The coaches gathered the team in the middle of the field after time ran out. When used in a sports context, pride is often quoted when a coach or a team leader wants others to raise their game to achieve a goal of not being humiliated by the other team. This was a very different category of pride; not one of forestalling humiliation but of pulling oneself from an abyss of despair all by the hands of a community.

“We are rarely proud when we are alone.” ~Voltaire

The players weren’t happy but more and more smiled as they left the high school field – some for the last time. Then there were the coaches…
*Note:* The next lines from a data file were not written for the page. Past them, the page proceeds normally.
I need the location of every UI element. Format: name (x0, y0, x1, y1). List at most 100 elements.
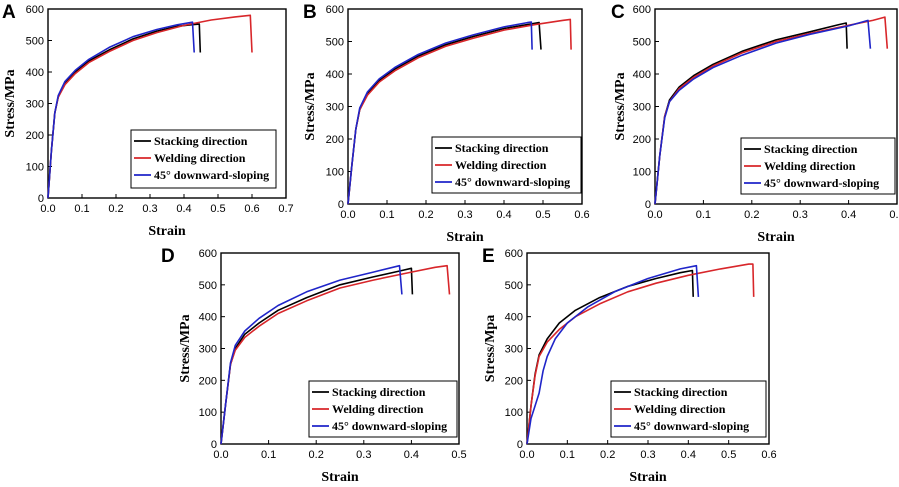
x-tick-label: 0.5 (210, 203, 225, 215)
x-tick-label: 0.6 (244, 203, 259, 215)
y-tick-label: 300 (199, 344, 217, 356)
series-line-sloping (220, 264, 403, 445)
x-tick-label: 0.6 (574, 209, 589, 221)
x-tick-label: 0.0 (519, 449, 534, 461)
legend-entry: 45° downward-sloping (634, 419, 749, 433)
panel-d: D 0.0 0.1 0.2 0.3 0.4 0.5 0 100 200 300 400 500 600 St… (161, 246, 467, 485)
x-tick-label: 0.1 (696, 209, 711, 221)
y-tick-label: 600 (633, 4, 651, 16)
panel-label: A (2, 2, 16, 23)
panel-c: C 0.0 0.1 0.2 0.3 0.4 0.5 0 100 200 300 400 500 600 St… (611, 2, 899, 245)
x-tick-label: 0.3 (356, 449, 371, 461)
y-tick-label: 600 (199, 248, 217, 260)
x-tick-label: 0.4 (681, 449, 696, 461)
panel-b: B 0.0 0.1 0.2 0.3 0.4 0.5 0.6 0 100 200 300 400 500 60… (303, 2, 590, 245)
y-tick-label: 100 (199, 407, 217, 419)
x-tick-label: 0.0 (647, 209, 662, 221)
x-axis-label: Strain (148, 224, 186, 239)
series-line-sloping (526, 264, 700, 445)
y-axis-label: Stress/MPa (303, 72, 318, 140)
panel-label: E (482, 246, 495, 267)
y-tick-label: 400 (326, 69, 344, 81)
panel-label: D (161, 246, 175, 267)
legend-entry: Stacking direction (154, 134, 248, 148)
y-tick-label: 100 (505, 407, 523, 419)
y-axis-label: Stress/MPa (3, 69, 18, 137)
x-tick-label: 0.3 (142, 203, 157, 215)
y-tick-label: 400 (505, 312, 523, 324)
legend: Stacking direction Welding direction 45° d… (431, 136, 582, 194)
legend-box (610, 380, 767, 438)
legend-entry: Welding direction (332, 402, 424, 416)
series-line-sloping (347, 21, 533, 205)
x-axis-label: Strain (629, 470, 667, 485)
x-tick-label: 0.5 (721, 449, 736, 461)
legend: Stacking direction Welding direction 45° d… (610, 380, 767, 438)
x-tick-label: 0.4 (176, 203, 191, 215)
x-tick-label: 0.5 (535, 209, 550, 221)
series-line-sloping (654, 19, 872, 205)
x-tick-label: 0.3 (640, 449, 655, 461)
y-tick-label: 200 (633, 134, 651, 146)
y-tick-label: 300 (26, 99, 44, 111)
y-tick-label: 400 (199, 312, 217, 324)
legend-box (308, 380, 458, 438)
y-tick-label: 600 (26, 4, 44, 16)
x-tick-label: 0.1 (379, 209, 394, 221)
y-tick-label: 500 (199, 280, 217, 292)
y-tick-label: 0 (38, 193, 44, 205)
legend-box (130, 129, 277, 189)
x-tick-label: 0.4 (496, 209, 511, 221)
x-tick-label: 0.0 (40, 203, 55, 215)
y-tick-label: 0 (517, 439, 523, 451)
y-axis-label: Stress/MPa (613, 72, 628, 140)
x-tick-label: 0.2 (744, 209, 759, 221)
legend-entry: Welding direction (764, 159, 856, 173)
panel-e: E 0.0 0.1 0.2 0.3 0.4 0.5 0.6 0 100 200 300 400 500 60… (482, 246, 777, 485)
legend: Stacking direction Welding direction 45° d… (740, 137, 896, 195)
x-tick-label: 0.1 (74, 203, 89, 215)
x-tick-label: 0.2 (418, 209, 433, 221)
x-axis-label: Strain (446, 230, 484, 245)
y-tick-label: 100 (633, 167, 651, 179)
y-tick-label: 0 (645, 199, 651, 211)
y-tick-label: 400 (26, 67, 44, 79)
x-tick-label: 0.7 (278, 203, 293, 215)
legend-entry: 45° downward-sloping (764, 176, 879, 190)
panel-a: A 0.0 0.1 0.2 0.3 0.4 0.5 0.6 0.7 0 100 200 300 400 50… (2, 2, 294, 239)
y-tick-label: 600 (505, 248, 523, 260)
x-tick-label: 0.0 (340, 209, 355, 221)
legend-entry: 45° downward-sloping (332, 419, 447, 433)
x-tick-label: 0.4 (841, 209, 856, 221)
x-tick-label: 0.5 (451, 449, 466, 461)
y-tick-label: 300 (633, 102, 651, 114)
y-tick-label: 500 (505, 280, 523, 292)
legend-entry: Stacking direction (455, 141, 549, 155)
y-tick-label: 200 (26, 130, 44, 142)
y-tick-label: 100 (26, 162, 44, 174)
legend: Stacking direction Welding direction 45° d… (130, 129, 277, 189)
legend-box (740, 137, 896, 195)
legend-entry: Stacking direction (764, 142, 858, 156)
x-tick-label: 0.1 (261, 449, 276, 461)
legend-entry: Stacking direction (332, 385, 426, 399)
y-tick-label: 400 (633, 69, 651, 81)
x-tick-label: 0.2 (309, 449, 324, 461)
x-tick-label: 0.5 (889, 209, 899, 221)
legend-entry: Welding direction (634, 402, 726, 416)
legend-entry: Stacking direction (634, 385, 728, 399)
legend-entry: Welding direction (154, 151, 246, 165)
y-tick-label: 200 (326, 134, 344, 146)
y-tick-label: 500 (633, 37, 651, 49)
y-axis-label: Stress/Mpa (483, 315, 498, 382)
series-line-welding (526, 263, 755, 445)
legend-entry: 45° downward-sloping (154, 168, 269, 182)
y-tick-label: 100 (326, 167, 344, 179)
x-tick-label: 0.0 (213, 449, 228, 461)
legend-entry: Welding direction (455, 158, 547, 172)
y-tick-label: 0 (338, 199, 344, 211)
y-tick-label: 200 (505, 375, 523, 387)
legend-entry: 45° downward-sloping (455, 175, 570, 189)
series-line-sloping (47, 21, 195, 199)
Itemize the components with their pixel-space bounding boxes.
I don’t think that truly great coaches are anointed (and I use the word specifically in a quasi-religious tone) the accolades they deserve. The Long Beach High School Football coaches were visibly downtrodden as they picked up the last vestiges of the game; some had housed players during the preceding weeks, all had reached into their pockets to help. I know these guys felt that somehow they had let down the players but time will show that the efforts had given the players lessons in “hope” and “teamwork” that under the circumstances would never have been taught in a classroom or on the field. Even more, I suspect that the players, coaches and Arnie learned that no matter how dire a situation might ever get, that they’d never be alone. Community pride is always more powerful than individual pride…

On one of the days at the Long Beach Relief Center, I’m certain I personally moved at least 5,000 pounds of pet food and at least that much in cases of water. How bad was it? When a member of Long Beach Police Department comes by and asks if he can have a toothbrush, toothpaste, soap and a razor so he can clean up – because he lost everything – yeah, it’s bad. A middle-aged woman who clearly hadn’t time over the past days to take care of herself came to me and asked for, among other basics, cleaning supplies and #2 diapers for her grandkids. The center was running very low of some of the basics but I knew she really needed the few items for which she was asking (unlike some of the slithering people who came by to shop for “free” stuff – everyone working knew who these folks were – this person was also in dire need) so I ventured back to the hockey rink full of inventory, put together a care package and carried it out to her car.

It was a fairly new Jaguar…

Being the sensitive type, I asked her if she ever thought that she’d be driving a Jag and coming to a relief center for cleaning supplies (yes, I inserted my entire leg into my mouth) – and she burst into tears. Seems that the car had been designated as “totalled” by the storm – it smelled really bad inside – but it was where she was sleeping because her house – and the houses of her friends and family – were destroyed. Everything she had in the world was stuffed into the car.

I stayed and talked and made sure she had taken the necessary steps to meet with her insurance companies and FEMA; said if she needed anything else to come back and ask for me.

Then she said to me, “Thank you so much for doing all this.” All this? I made an insensitive comment and carried cleaning supplies to her car.

But she smiled as she opened her car door, dropped in and drove away. I’m sure she’ll be fine.

It’s easy to let “losing” shake you to your core and stay down on the ground. When you think that no one cares about you, it’s very difficult to get up off the ground. Yet when you realize that community pride can help unlock personal pride when personal pride has taken a beating – that there are always others around you who will help – it makes giving up a very unattractive course of action. Perhaps this is the best Thanksgiving message I can offer: Whether it’s after a natural disaster or with someone you know is having difficulty finding a job, communities do pull together to help.